To make them more realistic, names and personal details are made up and defined by the persona's needs and goals. A persona specification often contains a users emotional goals, usage goals and needs, barriers, pain points and opportunities. Though a persona specification is an important deliverable for disseminating information about users the greater value of personas lies in allowing designers to think as our users would. To quote Andrew Hilton, in his Boxes and Arrows Article, Personas and the Role of Design Documentation “Personas are actually the designer’s focused act of emphatic imagination, grounded in first-hand user knowledge.” Source: (1) Alan Cooper, The Inmates Are Running the Asylum: Why High-Tech Products Drive Us Crazy and How to Restore the Sanity, Indianapolis: Sams, 1999, pp. 123-24. (Wording condensed and modified.)
WHO USES IT?
Information Architects Use them in design to focus their solutions on our user needs and goals. Tech Teams Use them to understand their users so that they can code solutions that help them achieve their goals. QA Teams Use them to write test scripts which reflect the ways that users realistically user their products.
HOW ARE THEY MADE?
here are 4 basic phases in a persona lifecycle:
1. Planning & Conception – Consists of understanding market segments and current user research in order to formulate assumptions to be tested during Contextual Inquiry Sessions.

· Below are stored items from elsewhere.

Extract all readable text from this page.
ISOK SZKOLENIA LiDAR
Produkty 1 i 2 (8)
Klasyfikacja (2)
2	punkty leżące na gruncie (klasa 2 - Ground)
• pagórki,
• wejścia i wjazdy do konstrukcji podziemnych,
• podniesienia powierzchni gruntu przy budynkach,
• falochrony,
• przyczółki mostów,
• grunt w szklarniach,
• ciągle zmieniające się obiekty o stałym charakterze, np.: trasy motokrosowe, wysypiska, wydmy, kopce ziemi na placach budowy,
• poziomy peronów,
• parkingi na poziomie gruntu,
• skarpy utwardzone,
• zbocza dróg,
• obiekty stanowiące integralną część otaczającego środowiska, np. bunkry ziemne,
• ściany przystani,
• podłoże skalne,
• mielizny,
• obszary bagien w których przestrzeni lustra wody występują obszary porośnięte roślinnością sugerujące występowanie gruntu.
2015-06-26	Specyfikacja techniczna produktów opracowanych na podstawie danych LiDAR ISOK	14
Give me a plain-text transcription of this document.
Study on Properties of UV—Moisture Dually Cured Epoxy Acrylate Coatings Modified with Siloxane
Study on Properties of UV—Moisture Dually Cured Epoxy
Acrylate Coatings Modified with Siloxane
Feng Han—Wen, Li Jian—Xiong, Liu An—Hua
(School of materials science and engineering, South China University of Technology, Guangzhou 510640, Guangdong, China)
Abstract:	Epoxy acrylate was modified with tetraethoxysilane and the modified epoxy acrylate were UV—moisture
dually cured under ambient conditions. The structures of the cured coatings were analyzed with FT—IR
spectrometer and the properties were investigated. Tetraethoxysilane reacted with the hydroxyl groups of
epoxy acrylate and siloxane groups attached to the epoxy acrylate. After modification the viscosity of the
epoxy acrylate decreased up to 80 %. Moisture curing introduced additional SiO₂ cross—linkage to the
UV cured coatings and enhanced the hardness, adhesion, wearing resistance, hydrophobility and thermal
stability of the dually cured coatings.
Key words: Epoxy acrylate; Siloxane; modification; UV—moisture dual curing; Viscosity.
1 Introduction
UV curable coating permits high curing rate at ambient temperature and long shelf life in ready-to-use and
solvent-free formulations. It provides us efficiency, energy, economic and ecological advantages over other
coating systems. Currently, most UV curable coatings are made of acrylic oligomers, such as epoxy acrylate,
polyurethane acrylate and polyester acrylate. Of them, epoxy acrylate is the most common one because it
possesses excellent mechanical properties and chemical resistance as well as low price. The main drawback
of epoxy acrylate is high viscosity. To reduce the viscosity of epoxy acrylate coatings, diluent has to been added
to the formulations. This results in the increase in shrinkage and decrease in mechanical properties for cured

2. Contextual Inquiry – Consists of a series of real world interviews of users in their actual environments to gain an insights into their behaviors, needs and goals.
3. Analysis – The analysis phase is used to cluster user feedback, discover behavior patterns and to triangulate qualitative, quantitative and existing market research in rder to draw conclusions and define the personas.
4. Assimilation – The assimilation phase is where the personas are introduced to the design and development teams, and are championed as real user with real needs.